Mais Marc Syz et Byworth estiment que l'environnement réglementaire suisse globalement favorable aux cryptos, combiné à des avantages structurels tels que des taux d'intérêt bas et la troisième bourse européenne la plus liquide, soutiendra favorablement l'introduction en bourse de Future Holdings.
La restructuration de 2020
Avant ces changements de personnel, la Banque Syz avait déjà connu plusieurs réformes ces dernières années. En 2020, Eric a piloté une restructuration de la banque, se séparant de l'activité de gestion d'actifs de détail Oyster. Après une longue transition de pouvoir, Eric a nommé son autre fils, Nicolas Syz, au poste de directeur général en février dernier.
Eric Syz est issu d'une famille industrielle du textile dont les activités remontent aux années 1850. Il a cofondé la Banque Syz en 1996 avec Alfredo Piacentini et Paolo Luban, ces deux derniers ayant depuis quitté l'entreprise. La banque est contrôlée par Eric et la créatrice de joaillerie de luxe Suzanne Syz, qui siège également au conseil d'administration.
Le total des actifs sous gestion de la banque est resté globalement stable au cours des cinq dernières années, augmentant de près de 12 % en 2024 pour passer de 23,1 milliards de francs suisses l'année précédente à 25,8 milliards, un niveau similaire à fin 2020. La banque a continuellement étendu sa présence à Zurich ces dernières années, ajoutant des espaces de bureaux pour accueillir de nouvelles équipes, et a déclaré l'année dernière qu'elle « étendrait ses actifs sur toutes les lignes d'activité, poursuivant résolument sa stratégie de croissance ».
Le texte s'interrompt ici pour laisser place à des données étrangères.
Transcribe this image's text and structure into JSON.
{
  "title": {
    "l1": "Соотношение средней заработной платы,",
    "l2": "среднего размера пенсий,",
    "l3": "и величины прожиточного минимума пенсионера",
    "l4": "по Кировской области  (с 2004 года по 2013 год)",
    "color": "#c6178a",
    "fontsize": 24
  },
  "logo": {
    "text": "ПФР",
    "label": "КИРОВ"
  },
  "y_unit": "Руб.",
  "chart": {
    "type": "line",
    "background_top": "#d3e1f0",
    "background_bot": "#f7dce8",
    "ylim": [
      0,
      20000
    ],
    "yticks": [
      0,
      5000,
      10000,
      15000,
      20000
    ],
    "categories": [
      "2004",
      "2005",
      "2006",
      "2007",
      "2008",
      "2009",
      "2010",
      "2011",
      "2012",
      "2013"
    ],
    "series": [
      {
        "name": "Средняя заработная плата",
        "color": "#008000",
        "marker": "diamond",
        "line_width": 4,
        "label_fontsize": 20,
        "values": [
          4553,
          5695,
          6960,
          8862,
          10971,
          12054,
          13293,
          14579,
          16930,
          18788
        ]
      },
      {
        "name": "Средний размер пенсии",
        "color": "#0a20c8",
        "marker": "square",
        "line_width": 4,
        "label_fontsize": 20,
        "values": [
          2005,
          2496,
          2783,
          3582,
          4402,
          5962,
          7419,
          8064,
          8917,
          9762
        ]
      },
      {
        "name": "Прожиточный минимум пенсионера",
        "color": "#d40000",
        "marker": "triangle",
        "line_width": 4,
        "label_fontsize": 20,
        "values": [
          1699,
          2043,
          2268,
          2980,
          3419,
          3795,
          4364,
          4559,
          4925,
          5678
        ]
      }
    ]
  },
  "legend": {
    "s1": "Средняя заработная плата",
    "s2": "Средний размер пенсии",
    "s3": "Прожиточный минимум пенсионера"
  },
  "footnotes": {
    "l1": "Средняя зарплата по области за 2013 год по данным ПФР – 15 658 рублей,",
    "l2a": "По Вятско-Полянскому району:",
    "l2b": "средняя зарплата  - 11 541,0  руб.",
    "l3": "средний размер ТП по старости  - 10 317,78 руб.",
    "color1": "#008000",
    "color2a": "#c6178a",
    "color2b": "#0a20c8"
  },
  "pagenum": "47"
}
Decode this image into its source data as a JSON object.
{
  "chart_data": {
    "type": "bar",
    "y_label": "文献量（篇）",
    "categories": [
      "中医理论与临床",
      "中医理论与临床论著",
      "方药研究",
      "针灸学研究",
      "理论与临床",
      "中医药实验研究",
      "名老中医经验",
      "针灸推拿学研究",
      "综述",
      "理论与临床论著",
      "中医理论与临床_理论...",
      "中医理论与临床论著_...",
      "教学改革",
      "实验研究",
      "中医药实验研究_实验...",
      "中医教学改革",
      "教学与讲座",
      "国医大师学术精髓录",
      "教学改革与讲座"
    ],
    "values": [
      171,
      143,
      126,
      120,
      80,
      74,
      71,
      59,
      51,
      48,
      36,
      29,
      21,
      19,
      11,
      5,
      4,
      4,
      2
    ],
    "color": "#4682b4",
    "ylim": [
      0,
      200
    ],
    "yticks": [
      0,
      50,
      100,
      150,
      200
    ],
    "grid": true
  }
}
Quant à Marc et Byworth, outre l'exploitation de Future Holdings, ils prévoient de créer une société de gestion d'actifs indépendante, en concurrence avec Syz Capital. La nouvelle entité se concentrera sur des stratégies d'investissement alternatives, axées sur la préservation et l'appréciation du capital.
Après les turbulences du marché, il reste à voir si les investisseurs accepteront les sociétés de trésorerie bitcoin cotées. Mais pour Marc Syz, il s'agit à la fois d'un pari sur le secteur des actifs numériques et d'une rupture définitive avec une dynastie bancaire privée suisse centenaire.